Austin’s annual thyroid test came back a little high, but not too terribly high. Dr. C referred us to a Thyroid Specialist at Children’s to get it checked out. We have an appointment next week. This comes as no surprise because Thyroid issues are common amongst children with Down syndrome. I’m just thankful it wasn’t alarmingly high, so I think they’ll just retest and go from there.

It’s nice to finally sit down and update. I feel like I’ve been neglecting this poor blog. Today is National Down syndrome Day! It’s a wonderful day to remember how thankful we are for that extra chromosome and all the beauty and goodness it brings.

“Because of you, I love a little more. Because of you, I take time to give an extra hug goodbye. Because of you, I live today, before I worry about tomorrow. Because of you, I will fight harder and longer for what I know is right. Because of you, today, I am me”

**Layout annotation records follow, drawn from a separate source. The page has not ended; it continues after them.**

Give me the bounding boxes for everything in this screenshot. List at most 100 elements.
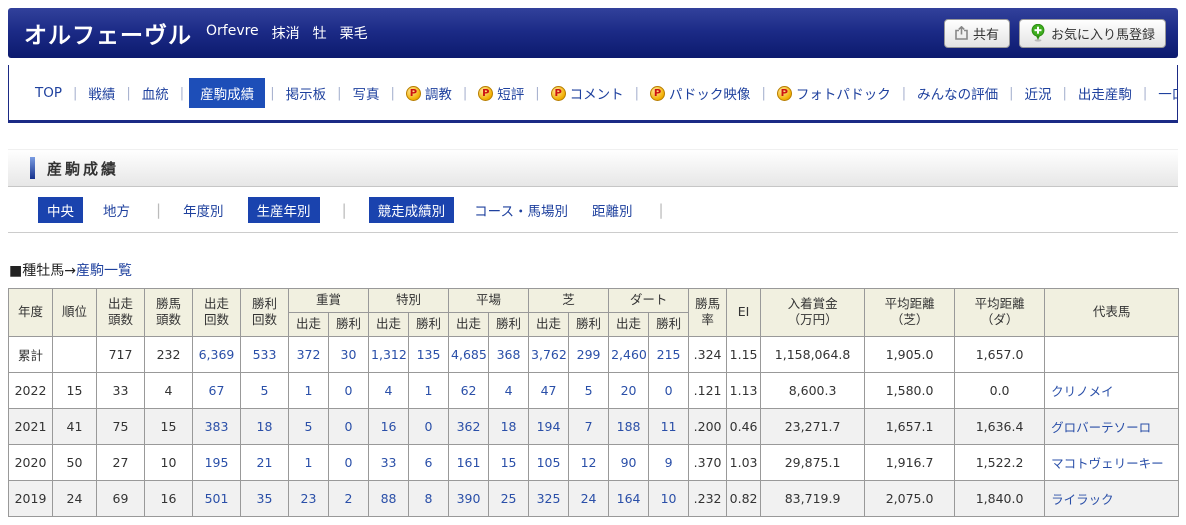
filter-item[interactable]: 距離別 — [592, 200, 633, 220]
table-cell-link[interactable]: 21 — [257, 455, 273, 470]
table-cell-link[interactable]: マコトヴェリーキー — [1051, 456, 1164, 471]
favorite-horse-button[interactable]: お気に入り馬登録 — [1019, 19, 1166, 48]
table-cell-link[interactable]: グロバーテソーロ — [1051, 420, 1151, 435]
table-cell-link[interactable]: 4 — [385, 383, 393, 398]
nav-item[interactable]: 産駒成績 — [189, 78, 265, 108]
nav-item[interactable]: 一口 — [1152, 79, 1178, 107]
table-cell-link[interactable]: 105 — [537, 455, 561, 470]
table-cell-link[interactable]: 0 — [345, 383, 353, 398]
table-cell-link[interactable]: 0 — [665, 383, 673, 398]
table-cell-link[interactable]: 15 — [501, 455, 517, 470]
table-cell-link[interactable]: 325 — [537, 491, 561, 506]
table-cell-link[interactable]: 16 — [381, 419, 397, 434]
listing-prefix: ■種牡馬→ — [9, 263, 76, 279]
nav-item[interactable]: 戦績 — [82, 79, 121, 107]
table-cell-link[interactable]: 7 — [585, 419, 593, 434]
table-cell-link[interactable]: 390 — [457, 491, 481, 506]
nav-item[interactable]: Pフォトパドック — [771, 79, 897, 107]
table-cell-link[interactable]: 0 — [345, 455, 353, 470]
table-cell-link[interactable]: 6 — [425, 455, 433, 470]
share-button[interactable]: 共有 — [944, 19, 1010, 48]
table-cell: 194 — [529, 408, 569, 444]
table-cell-link[interactable]: 2,460 — [611, 347, 647, 362]
table-cell-link[interactable]: 25 — [501, 491, 517, 506]
column-header: EI — [727, 289, 761, 337]
offspring-list-link[interactable]: 産駒一覧 — [76, 263, 132, 279]
table-cell-link[interactable]: 1 — [425, 383, 433, 398]
filter-item[interactable]: 地方 — [103, 200, 130, 220]
table-cell-link[interactable]: 6,369 — [199, 347, 235, 362]
table-cell-link[interactable]: 23 — [301, 491, 317, 506]
nav-item[interactable]: P短評 — [472, 79, 530, 107]
table-cell-link[interactable]: 161 — [457, 455, 481, 470]
table-cell-link[interactable]: 30 — [341, 347, 357, 362]
table-cell-link[interactable]: 24 — [581, 491, 597, 506]
nav-item[interactable]: TOP — [29, 81, 68, 105]
table-cell-link[interactable]: 90 — [621, 455, 637, 470]
table-cell-link[interactable]: 10 — [661, 491, 677, 506]
nav-item[interactable]: 近況 — [1019, 79, 1058, 107]
table-cell-link[interactable]: 9 — [665, 455, 673, 470]
table-cell-link[interactable]: 18 — [257, 419, 273, 434]
table-cell-link[interactable]: 372 — [297, 347, 321, 362]
column-header: 勝馬率 — [689, 289, 727, 337]
filter-item[interactable]: 年度別 — [183, 200, 224, 220]
table-cell-link[interactable]: 368 — [497, 347, 521, 362]
table-cell-link[interactable]: 0 — [345, 419, 353, 434]
column-header: 出走回数 — [193, 289, 241, 337]
table-cell-link[interactable]: 135 — [417, 347, 441, 362]
table-cell-link[interactable]: 62 — [461, 383, 477, 398]
nav-item[interactable]: Pパドック映像 — [644, 79, 756, 107]
table-cell-link[interactable]: 194 — [537, 419, 561, 434]
nav-item[interactable]: 写真 — [346, 79, 385, 107]
filter-item[interactable]: 競走成績別 — [369, 197, 455, 223]
table-cell-link[interactable]: 2 — [345, 491, 353, 506]
nav-item[interactable]: みんなの評価 — [911, 79, 1004, 107]
column-subheader: 勝利 — [489, 312, 529, 336]
nav-item[interactable]: 血統 — [136, 79, 175, 107]
table-cell-link[interactable]: 67 — [209, 383, 225, 398]
filter-item[interactable]: 中央 — [38, 197, 83, 223]
table-cell-link[interactable]: 11 — [661, 419, 677, 434]
table-cell-link[interactable]: 215 — [657, 347, 681, 362]
table-cell-link[interactable]: 12 — [581, 455, 597, 470]
nav-item[interactable]: P調教 — [400, 79, 458, 107]
table-cell-link[interactable]: ライラック — [1051, 492, 1114, 507]
table-cell-link[interactable]: 362 — [457, 419, 481, 434]
table-cell-link[interactable]: 1,312 — [371, 347, 407, 362]
table-cell-link[interactable]: 5 — [261, 383, 269, 398]
table-cell-link[interactable]: 4,685 — [451, 347, 487, 362]
table-cell-link[interactable]: 299 — [577, 347, 601, 362]
table-cell-link[interactable]: 8 — [425, 491, 433, 506]
table-cell-link[interactable]: 533 — [253, 347, 277, 362]
table-cell-link[interactable]: 501 — [205, 491, 229, 506]
table-cell-link[interactable]: クリノメイ — [1051, 384, 1114, 399]
table-cell-link[interactable]: 18 — [501, 419, 517, 434]
table-cell-link[interactable]: 188 — [617, 419, 641, 434]
table-cell-link[interactable]: 383 — [205, 419, 229, 434]
table-cell-link[interactable]: 47 — [541, 383, 557, 398]
nav-item[interactable]: 掲示板 — [280, 79, 333, 107]
table-cell-link[interactable]: 1 — [305, 455, 313, 470]
table-cell-link[interactable]: 0 — [425, 419, 433, 434]
table-cell-link[interactable]: 195 — [205, 455, 229, 470]
nav-item-label: 一口 — [1158, 83, 1178, 103]
table-cell: 1 — [289, 372, 329, 408]
table-cell-link[interactable]: 88 — [381, 491, 397, 506]
nav-item[interactable]: 出走産駒 — [1072, 79, 1138, 107]
table-cell: 390 — [449, 480, 489, 516]
table-cell-link[interactable]: 5 — [305, 419, 313, 434]
table-cell-link[interactable]: 4 — [505, 383, 513, 398]
filter-item[interactable]: コース・馬場別 — [474, 200, 568, 220]
table-cell-link[interactable]: 20 — [621, 383, 637, 398]
table-cell-link[interactable]: 33 — [381, 455, 397, 470]
filter-item[interactable]: 生産年別 — [248, 197, 320, 223]
table-cell-link[interactable]: 35 — [257, 491, 273, 506]
table-cell-link[interactable]: 5 — [585, 383, 593, 398]
table-cell-link[interactable]: 164 — [617, 491, 641, 506]
table-cell: 232 — [145, 336, 193, 372]
nav-item[interactable]: Pコメント — [545, 79, 630, 107]
table-cell-link[interactable]: 3,762 — [531, 347, 567, 362]
table-cell-link[interactable]: 1 — [305, 383, 313, 398]
offspring-stats-table: 年度順位出走頭数勝馬頭数出走回数勝利回数重賞特別平場芝ダート勝馬率EI入着賞金（… — [8, 288, 1179, 517]
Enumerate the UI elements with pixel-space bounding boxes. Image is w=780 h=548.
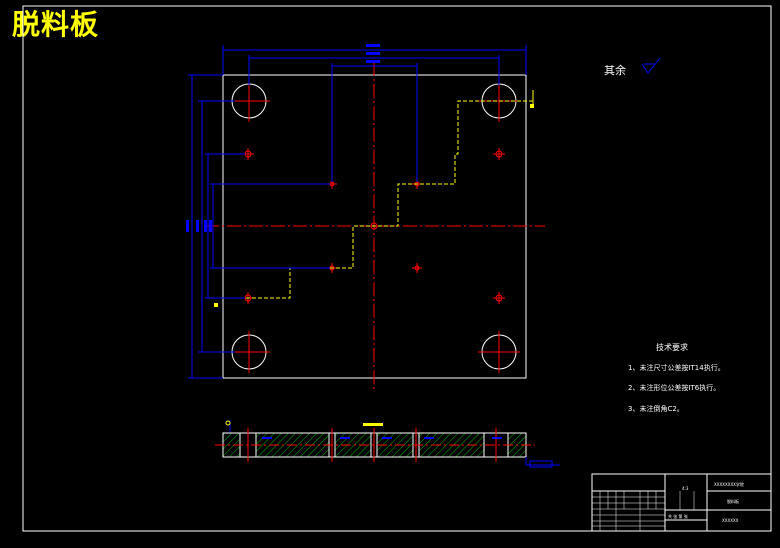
roughness-symbol-icon bbox=[641, 57, 661, 74]
title-block-part-name: 脱料板 bbox=[727, 498, 739, 504]
guide-hole-bottom-right bbox=[478, 331, 520, 373]
technical-requirements: 技术要求 1、未注尺寸公差按IT14执行。 2、未注形位公差按IT6执行。 3、… bbox=[628, 342, 725, 413]
title-block-scale: 4:3 bbox=[682, 486, 689, 491]
title-block-drawing-no: XXXXXX bbox=[722, 518, 739, 523]
title-block bbox=[591, 473, 772, 532]
title-block-sheet-info: 共 张 第 张 bbox=[668, 513, 688, 519]
dimension-lines bbox=[188, 45, 527, 379]
tech-req-item-1: 1、未注尺寸公差按IT14执行。 bbox=[628, 363, 725, 372]
tech-req-item-2: 2、未注形位公差按IT6执行。 bbox=[628, 383, 720, 392]
dimension-labels bbox=[186, 44, 380, 232]
tech-req-heading: 技术要求 bbox=[656, 342, 688, 352]
plan-view bbox=[186, 44, 545, 390]
cad-drawing: 其余 技术要求 1、未注尺寸公差按IT14执行。 2、未注形位公差按IT6执行。… bbox=[22, 5, 772, 532]
tech-req-item-3: 3、未注倒角C2。 bbox=[628, 404, 684, 413]
roughness-note: 其余 bbox=[604, 63, 626, 77]
section-view bbox=[215, 420, 560, 468]
title-block-school: XXXXXXXX学院 bbox=[714, 481, 744, 487]
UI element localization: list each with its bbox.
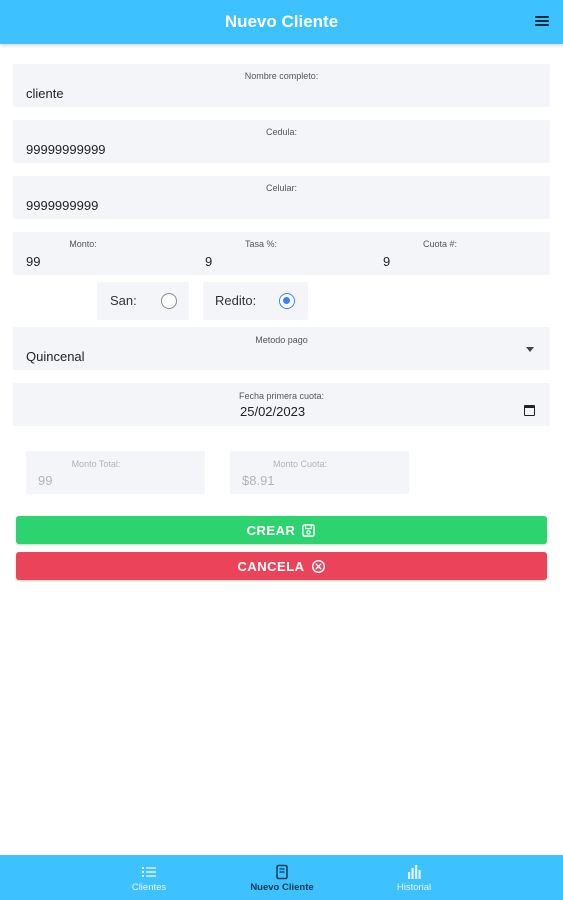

Here’s a FACT (one of my favorites) :
There is a wide variation in mental abilities, behavior and physical development in individuals with Down syndrome. Each individual has his/her own unique personality, capabilities and talents. In other words, people with Down syndrome are not all the same; just like individuals in the typical population are not all the same.

“Having a child with Down syndrome is like taking the scenic route. You still get where you are going. It may take a little longer, but it will be well worth the trip!”